In the last part of last year, only exports had a positive result, with an expansion of 8.7%.
On the other hand, private consumption fell 1.5%;
public consumption dropped 0.3% and gross fixed capital formation lost 7.2%.
The INDEC indicated that the original series of the gross domestic product, in comparison with the same period of the previous year, showed
an increase of 1.9% in the fourth quarter.
In addition to the external sector, in the fourth quarter of last year there was growth in Hotels and restaurants, with an increase of 20% year-on-year, in Private households with domestic service with 13%, and in Mining and quarrying with 11.1 %.
The 5.2% increase in GDP in 2022 responded to the increase in all demand components: private consumption grew 9.4%;
public consumption, 1.8%;
exports, 5.7%;
and gross fixed capital formation increased 10.9% compared to 2021.
With these records,
2022 was the second consecutive year of growth after the 10.4% increase in 2021.

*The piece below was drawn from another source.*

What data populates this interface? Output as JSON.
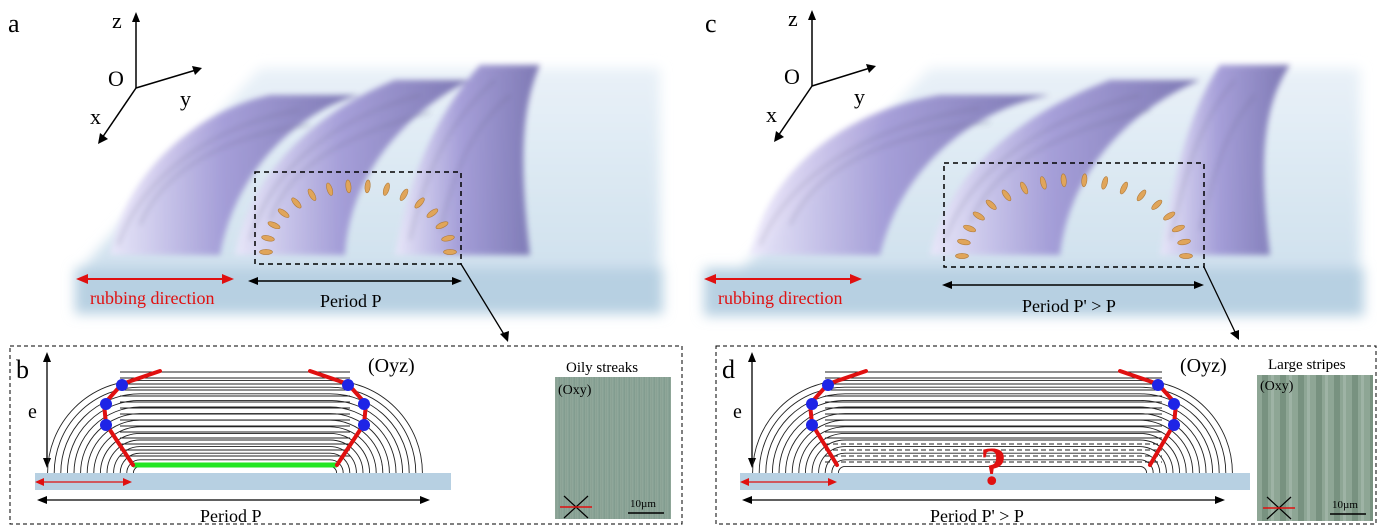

That time activity recovered what had been lost in 2020, due to the isolation decreed by the pandemic, which led to a retraction of the product of 9.9%.
Measured at current prices,
private consumption was the most important component of demand with 63.7% of GDP
, followed by Gross Fixed Capital Formation (17.3% of GDP), Exports (16.8% of GDP), GDP) and Public Consumption (15.6% of GDP).
What's coming in 2023
The drop in activity in the last quarter of 2022 remains at the start of this year.
With the drought in between, the growth forecasts for 2023, which until a few months ago marked an expansion of 1%, are now recalculated towards recessive levels.
The drought, which will subtract more than
US$ 20,000 million
from agricultural production, will have an impact that will lead to a drop of at least 2 points in gross product.
For the Capital Foundation,
the drop in activity will be 2.7%,
in a year that it defines as
"without engines for growth."
For JP Morgan,
economic activity will fall 1.7% in the year
and up to 2% in 2024, "causing the country to suffer again from two consecutive years of recession and up to 13 years of stagflation."
For now, the Government maintains the growth projection estimated in the Budget, which
foresees a 2% increase in gross product for the year.